Dans des commentaires traitant largement de la culture et de la politique contemporaines, monsieur Houellebecq a fait la remarque que « l’attention portée par l’Eglise Catholique à la sexualité de ses fidèles m’apparaît comme nettement excessive. Cela ne s’enracine pas dans les origines du christianisme. »
Vous entendez cela dans un grand nombre de cercles universitaires, et, dans un sens, j’ai une certaine sympathie pour cela. J’enseigne la théologie à des étudiants d’université américains. Je me sens privilégié de le faire, et je m’en réjouis probablement plus que je ne devrais. Mais voici les choses sur lesquelles j’aimerais passer le plus clair de mon temps :
• la théologie des pères de l’Eglise primitive
• les discussions intellectuelles qui ont conduit aux définitions doctrinales des premiers conciles œcuméniques
• le développement de la spiritualité monastique depuis Saint Antoine du Désert jusqu’à la règle de Saint Benoît et au-delà
• la remarquable synthèse de la foi et de la raison dans l’œuvre de Thomas d’Aquin
• le développement de l’idéal de l’éducation libérale depuis ses racines dans l’Antiquité grecque et romaine en passant par ses incarnations chrétiennes en Victorinus, Augustin et John Cassian jusqu’à son expression dans les grandes universités médiévales et au dix-neuvième siècle dans « Idée d’une université » de Newman.
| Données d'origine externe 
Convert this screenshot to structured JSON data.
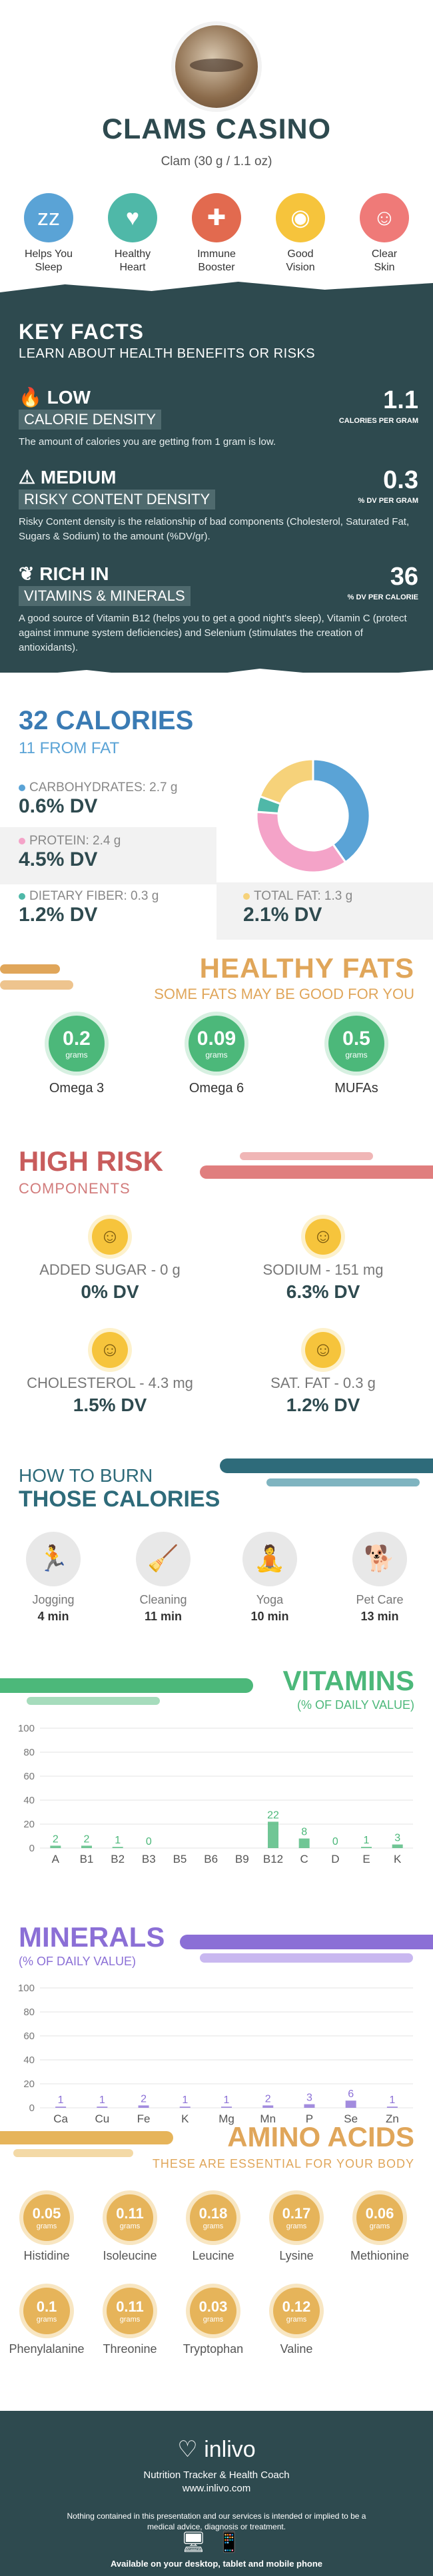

Et je n’ai même pas commencé dans le domaine qui m’a été assigné pour mon enseignement régulier, à savoir la théologie morale. J’aimerais beaucoup faire un cours de deux semestres sur l’histoire de la loi naturelle ; deux autres semestres sur le développement de l’éthique de la vertu entre Aristote et Thomas d’Aquin. Et la relation entre la théologie et la science moderne ? J’aime beaucoup cela. Et la théologie et la culture? C’est parfait.
Vous demandez : et Jésus ? Le Dieu trinitaire ? L’intérêt de la Croix, de la Résurrection, de l’Ascension ? Et l’Eucharistie, l’histoire des sacrements et du salut ? J’enseigne toujours sur ces sujets. Ils sont centraux.
Mais ceux-ci sont seulement certains des thèmes que je choisirais pour y passer la plus grande partie de mon temps d’enseignement. Notez qu’aucun n’implique la sexualité. Je ne suis pas opposé à la sexualité – la sexualité est une chose merveilleuse, même si son importance a été un peu surfaite. Ce n’est tout simplement pas intéressant d’en parler. Et ce n’est pas ce que, personnellement, je choisirais pour passer mon temps avec une classe.
Mais voici la chose. Depuis pas mal d’années, j’ai imposé à mes étudiants des question de réflexion sur certaines des « questions fondamentales de sens » dont parle le pape Jean-Paul II au début de son encyclique « Fides et ratio ».
« Si vous deviez mourir dans dix ans, que pourrait dire franchement de vous quelqu’un qui vous connaîtrait bien ? Avez-vous eu une vie qui a du sens et si oui, qu’est-ce qui lui a donné du sens ? »
« Cela ferait-il une différence dans votre vie si vous croyiez que quelqu’un vous aime tant qu’il donnerait sa vie pour vous ? »
« Que signifie être humain ? Comment votre réponse à cette question affecte-t-elle votre vie ? »
Alors, quand vous lisez sans cesse les réponses des étudiants à ces questions et à d’autres du même genre, et quand vous parlez régulièrement avec les étudiants de leur vie – leurs espoirs, leurs rêves, leurs craintes, leurs triomphes et leurs désastres – et quand vous parlez avec les prêtres qui écoutent jour après jour les confessions de ces étudiants, vous apprenez quelque chose d’important : beaucoup d’étudiants modernes souffrent.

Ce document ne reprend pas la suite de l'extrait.